Нельзя обойти вниманием ещё одну тему в поэзии Самойлова — тему любви. В отличие от большинства стихотворцев, воспевавших любовь в свои юношеские годы, он обратился к любовной лирике только в зрелом возрасте и долгое время испытывал затруднения в самораскрытии интимных чувств. Вначале он просто обозначал их: называл зимы женскими именами («Названья зим»), в расставании слышал стенания ветра или женский вопль («Расставанье…»). Затем в памяти возникали былые увлечения и страсти, измены и разлуки: «И был вокруг туман любовный / И ночи светлые без сна, / И голос робкий и неровный, / Шептавший милых имена» («Я никогда не пребывал…»). Но вот в 1985 г. поэт создаёт цикл «Беатриче» о «суровой, требовательной и неосуществлённой любви», ссылаясь на Данте и Петрарку, Пушкина и Маяковского.

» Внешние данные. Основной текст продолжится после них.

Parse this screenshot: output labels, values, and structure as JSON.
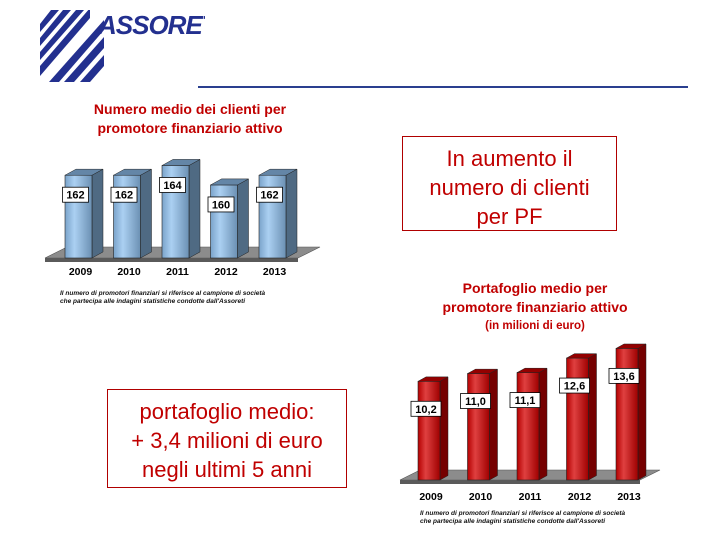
{
  "logo": {
    "text": "ASSORETI"
  },
  "charts": {
    "clients": {
      "title_line1": "Numero medio dei clienti per",
      "title_line2": "promotore finanziario attivo",
      "footnote_line1": "Il numero di promotori finanziari si riferisce al campione di società",
      "footnote_line2": "che partecipa alle indagini statistiche condotte dall'Assoreti"
    },
    "portfolio": {
      "title_line1": "Portafoglio medio per",
      "title_line2": "promotore finanziario attivo",
      "subtitle": "(in milioni di euro)",
      "footnote_line1": "Il numero di promotori finanziari si riferisce al campione di società",
      "footnote_line2": "che partecipa alle indagini statistiche condotte dall'Assoreti"
    }
  },
  "chart_data": [
    {
      "type": "bar",
      "title": "Numero medio dei clienti per promotore finanziario attivo",
      "categories": [
        "2009",
        "2010",
        "2011",
        "2012",
        "2013"
      ],
      "values": [
        162,
        162,
        164,
        160,
        162
      ],
      "value_labels": [
        "162",
        "162",
        "164",
        "160",
        "162"
      ],
      "ylim": [
        145,
        168
      ],
      "color": "#8fc0ee"
    },
    {
      "type": "bar",
      "title": "Portafoglio medio per promotore finanziario attivo",
      "subtitle": "(in milioni di euro)",
      "categories": [
        "2009",
        "2010",
        "2011",
        "2012",
        "2013"
      ],
      "values": [
        10.2,
        11.0,
        11.1,
        12.6,
        13.6
      ],
      "value_labels": [
        "10,2",
        "11,0",
        "11,1",
        "12,6",
        "13,6"
      ],
      "ylim": [
        0,
        15.5
      ],
      "color": "#d40000"
    }
  ],
  "callouts": {
    "increase_line1": "In aumento il",
    "increase_line2": "numero di clienti",
    "increase_line3": "per PF",
    "portfolio_line1": "portafoglio medio:",
    "portfolio_line2": "+ 3,4 milioni di euro",
    "portfolio_line3": "negli ultimi 5 anni"
  }
}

Можно напомнить и о Тютчеве: «О ты, последняя любовь! / Ты и блаженство, и безнадежность». И Самойлов тоже пишет о поздней любви и просит любимую притвориться, что любит его: «Мне правду знать невыносимо, невозможно», сознавая, что ему нечем её одарить, разве что «горстью поэзии усталой» да «старости злым пустоцветом». Вместо прежних страстей в его душе — самоотверженная печаль без всякого себялюбия: «Жалость нежная пронзительней любви, / Состраданье в ней преобладает». Некогда и Пушкин просил — «но притворитесь, этот взгляд всё может выразить так чудно» и был готов на самопожертвование («Я вас любил так искренне, так нежно, / Как дай вам Бог любимой быть другим»).
Однако Самойлов не боялся подражаний: «И к чему ни прислушайся, всё перепев», хотя в этих перепевах должна быть «особая нота». Подражание — «путеводная нить», но чужие души и ум перенять нельзя. И в итоге выясняется, «на что мы похожи и гожи и что нам от Бога дано» («Стансы»). Давиду Самойлову было дано сочетание таланта и мастерства, владение ритмом и рифмой (он даже написал «Книгу о русской рифме»), метафорой и эпитетом, строфикой и лексикой. Он именовал себя «словолюбом» и стремился превратить обычные слова в поэтические. Зная себе цену, он не равнял себя с гениями, а преклонялся перед ними и учился у них. А последними великими русскими поэтами Самойлов считал Пастернака и Ахматову. И после их смерти сказал: «Вот и всё. Смежили очи гении», и теперь «стали слышны наши голоса», но «говорим мы и вяло, и темно» залежалыми словами («темно и вяло» — пушкинский иронический отзыв о стихах Ленского). Самойловский приговор самому себе слишком строг и несправедлив и опровергнут всем его творчеством.